Geçen yıl da yazmıştım. Aselsan'da birbiri ardına intihar eden (ya da ettirilen) genç mühendislerin sırrının mutlaka aydınlatılması gerektiğini söylemiştim. Zira bir yıl içinde tam 4 pırıl pırıl mühendis, aynı şekilde ölmüştü. atv'nin yeni haber programı Deşifre bu hafta Aselsan olayını mercek altına aldı. Ölen mühendislerin aileleriyle konuştu. Hiçbiri oğullarının intihar ettiğine inanmıyordu. İşin kuşku yaratan bölümü, 4 mühendisin de Türk Silahlı Kuvvetleri açısından son derece "hayati" projelerde görev alıyor olmalarıydı. Biri F16 uçaklarının savunma sistemleriyle ilgili müthiş projenin yaratıcısıydı. Diğeri, üretilmesi planlanan ilk Türk tankının kumanda sistemi üzerinde çalışıyordu. Biri, tam da projesinin sunumunu yapacağı günlerde otomobilinde ölü bulunmuş, projenin bulunduğu çanta ise buhar olmuştu. Acılı annelerden biri, oğlunun Aselsan'da ne iş yaptığını bir türlü öğrenememişti. Oğlu her seferinde "Devlet sırrı anne" deyip, geçiştirmişti. Nihayet bir gün şöyle demişti annesine: "Çoğu devlet sırrı bir parmağımın ucunda anacığım..." İçlerinden biri bilgisayarında veda mektubu yazmıştı. Ama mektupta yer alan 4 Ağustos 2008 tarihinde işyerine hiç gitmemiş, bilgisayarını açmamıştı... Bir diğerinin ölmeden önceki iki günlük telefon görüşme kayıtları silinmişti. Ölümleri inceleyen Adli Tıp Kurumu'nun uzman kurulundan 7 üye "intihar" derken, 3 üye ise karara muhalefet şerhi koyup, "cinayet olabilir" demişti. Aselsan mühendislerinin sır ölümleri Ergenekon iddianamesindeki bazı telefon konuşmalarına da konu olmuş, Silivri'de tutulan eski bir Adli Tıp uzmanı, arkadaşına "Bu olaylardan en az bir tanesi kesin cinayet. Bunu zaten biliyorlar" demişti. Peki elektromanyetik dalgalar kullanılarak, insanların ruh sağlığının bozulması, intihara sürüklenmeleri olası mıydı? Bir uzman psikolog bunun pekala mümkün olabileceğini, bu konuda dünya üzerinde çalışmalar ve belgeye dayalı sunumlar bulunduğunu söylüyordu. Yani, neresinden bakarsanız bakın, bu 4 esrarengiz ölümün üzerinde bir "kuşku bulutu" dolaşıyor. Aileler, sırın aydınlatılması için yalvarıyor. Deşifre programı "deşifre" ediyor. Dünyanın başka yerinde olsa yer yerinden oynar. Bizim kılımız kıpırdamıyor...

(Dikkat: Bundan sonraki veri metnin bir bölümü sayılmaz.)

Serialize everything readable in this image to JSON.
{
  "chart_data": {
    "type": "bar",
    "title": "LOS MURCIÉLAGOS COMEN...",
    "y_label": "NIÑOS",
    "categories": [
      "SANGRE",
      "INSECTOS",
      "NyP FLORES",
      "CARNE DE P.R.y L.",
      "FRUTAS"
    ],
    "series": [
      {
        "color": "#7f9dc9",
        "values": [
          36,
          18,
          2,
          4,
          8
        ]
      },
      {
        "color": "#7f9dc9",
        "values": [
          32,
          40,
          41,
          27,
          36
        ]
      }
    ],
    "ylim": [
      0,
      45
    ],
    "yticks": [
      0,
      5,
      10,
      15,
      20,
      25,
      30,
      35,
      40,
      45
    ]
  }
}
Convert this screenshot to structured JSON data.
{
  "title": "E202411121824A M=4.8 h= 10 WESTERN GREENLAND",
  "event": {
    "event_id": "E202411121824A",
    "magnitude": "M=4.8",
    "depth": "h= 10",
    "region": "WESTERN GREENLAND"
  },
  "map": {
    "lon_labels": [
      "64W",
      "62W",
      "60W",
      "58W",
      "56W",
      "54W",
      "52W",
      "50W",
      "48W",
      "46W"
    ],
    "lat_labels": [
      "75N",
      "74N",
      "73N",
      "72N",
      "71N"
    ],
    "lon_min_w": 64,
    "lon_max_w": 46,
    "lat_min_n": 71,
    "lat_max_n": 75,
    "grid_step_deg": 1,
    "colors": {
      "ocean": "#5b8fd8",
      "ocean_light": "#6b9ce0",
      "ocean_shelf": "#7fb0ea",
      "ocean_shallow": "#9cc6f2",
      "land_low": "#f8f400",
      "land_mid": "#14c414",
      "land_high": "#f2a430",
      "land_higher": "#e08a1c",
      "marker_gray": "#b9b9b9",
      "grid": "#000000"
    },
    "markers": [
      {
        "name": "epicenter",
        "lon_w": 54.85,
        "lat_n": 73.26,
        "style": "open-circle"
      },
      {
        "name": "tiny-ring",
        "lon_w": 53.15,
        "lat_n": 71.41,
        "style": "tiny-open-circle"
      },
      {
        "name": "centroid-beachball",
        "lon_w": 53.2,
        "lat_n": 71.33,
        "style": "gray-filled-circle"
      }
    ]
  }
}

Yasal Uyarı: Yayınlanan köşe yazısı/haberin tüm hakları Turkuvaz Medya Grubuna aittir. Kaynak gösterilse dahi köşe yazısı/haberin tamamı özel izin alınmadan kullanılamaz.
Ancak alıntılanan köşe yazısı/haberin bir bölümü, alıntılanan habere aktif link verilerek kullanılabilir.
Ayrıntılar için lütfen
tıklayın
Bugünkü Tüm Yazıları
Şüpheli ölümler nasıl "Deşifre" oldu?
Yayın tarihi: 2 Nisan 2009, Perşembe
Web adresi: https://www.sabah.com.tr/2009/04/02/gny/aytug.html
Tüm hakları saklıdır.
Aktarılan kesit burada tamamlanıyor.